The Russo-Japanese War was an imperialist war between Japan and Russia over control of Korea and Manchuria. It began in 1904 with the Japanese attack on Port Arthur and ended the following year with the Japanese capture of Mukden and victory in the Battle of the Sea of Japan, which almost decided the military outcome.
One of the reasons why Japan was able to win the Russo-Japanese War against Russia, the superpower of the time, was that the morale of the Japanese army was much higher than that of the Russian army.
First, the commanders of the Japanese army at that time had the experience of having fought many battles in the process of Japan’s growth into a modern nation from the end of the Edo period to the Meiji period. In addition, they had a strong sense of crisis that the nation would perish if the Russians defeated it, which led to the creation of many excellent operations. The soldiers also had the skill and morale to carry out their commanders’ orders.
Conversely, on the Russian side, the czar and his generals underestimated the Japanese army, and the internal leadership of the army was weak. In addition, pessimism was growing in Russia due to the country’s political instability, and the soldiers’ morale was extremely low. Therefore, when the Russian army was boldly attacked by the Japanese forces, who were willing to give up their lives, it soon became impossible to maintain the front line.

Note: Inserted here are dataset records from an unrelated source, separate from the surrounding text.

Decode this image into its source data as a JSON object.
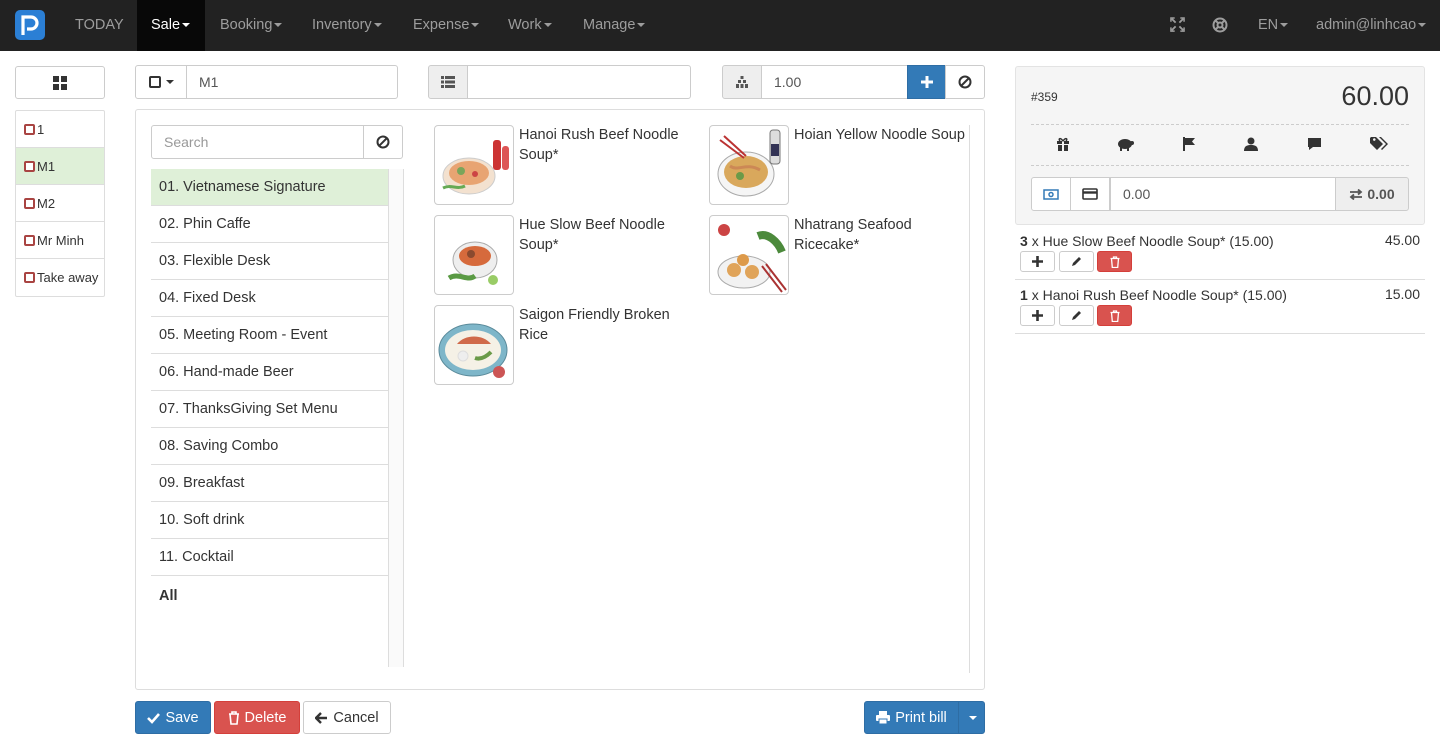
{
  "nav": {
    "today": "TODAY",
    "menus": [
      "Sale",
      "Booking",
      "Inventory",
      "Expense",
      "Work",
      "Manage"
    ],
    "language": "EN",
    "user": "admin@linhcao"
  },
  "toolbar": {
    "table_value": "M1",
    "list_value": "",
    "quantity_value": "1.00"
  },
  "tables": [
    "1",
    "M1",
    "M2",
    "Mr Minh",
    "Take away"
  ],
  "search": {
    "placeholder": "Search"
  },
  "categories": [
    "01. Vietnamese Signature",
    "02. Phin Caffe",
    "03. Flexible Desk",
    "04. Fixed Desk",
    "05. Meeting Room - Event",
    "06. Hand-made Beer",
    "07. ThanksGiving Set Menu",
    "08. Saving Combo",
    "09. Breakfast",
    "10. Soft drink",
    "11. Cocktail",
    "All"
  ],
  "products": [
    {
      "name": "Hanoi Rush Beef Noodle Soup*"
    },
    {
      "name": "Hoian Yellow Noodle Soup"
    },
    {
      "name": "Hue Slow Beef Noodle Soup*"
    },
    {
      "name": "Nhatrang Seafood Ricecake*"
    },
    {
      "name": "Saigon Friendly Broken Rice"
    }
  ],
  "bill": {
    "number": "#359",
    "total": "60.00",
    "payment_value": "0.00",
    "change": "0.00"
  },
  "order_lines": [
    {
      "qty": "3",
      "text": "x Hue Slow Beef Noodle Soup* (15.00)",
      "amount": "45.00"
    },
    {
      "qty": "1",
      "text": "x Hanoi Rush Beef Noodle Soup* (15.00)",
      "amount": "15.00"
    }
  ],
  "buttons": {
    "save": "Save",
    "delete": "Delete",
    "cancel": "Cancel",
    "print": "Print bill"
  },
  "colors": {
    "primary": "#337ab7",
    "danger": "#d9534f",
    "success_bg": "#dff0d8",
    "navbar": "#222222"
  }
}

The Russian army, though large, repeatedly lost battles and retreated.
Another reason why Russia lost the Russo-Japanese War was the existence of the Anglo-Japanese Alliance.
The existence of the Anglo-Japanese Alliance made it possible for Japan to receive both military and financial support from the then hegemonic power of Great Britain.
At the time, the Japanese Navy had the largest fleet in Asia, with about 150 vessels before the Russo-Japanese War. It achieved this capability thanks to Britain’s support in strengthening Japan’s naval power in every possible way.
On the other hand, the British sabotaged the Russian Navy, preventing it from purchasing two battleships and two armored cruisers, and denying the Baltic Fleet passage through the Suez Canal on its way to the Far East, port calls at ports in the then-British colonies, and coal supplies. As a result of this sabotage, the Russian Baltic Fleet, which was originally scheduled to arrive in the Far East in three months, took seven months to arrive. This led to the great victory of the Imperial Japanese Navy at the Battle of Japan.
In addition, the Anglo-Japanese Alliance stipulated that if either country was at war with two or more other countries, they would help each other. Therefore, France and other countries that were allied with Russia at the time could not help Russia, as they wished to avoid entering a war with Britain.
With Britain on its side, Japan received both military and financial support. With regard to the procurement of coal to power its warships, Britain sabotaged Russia so that it could procure coal for Japan.
In addition, the British helped Japan by facilitating the underwriting of public bonds that the Japanese government had issued to finance the huge war expenditures. The alliance with Great Britain also played a major role in the appearance of the United States as an intermediary for the peace treaty.
It is no exaggeration to say that without the Anglo-Japanese alliance, Japan would not have won the Russo-Japanese War.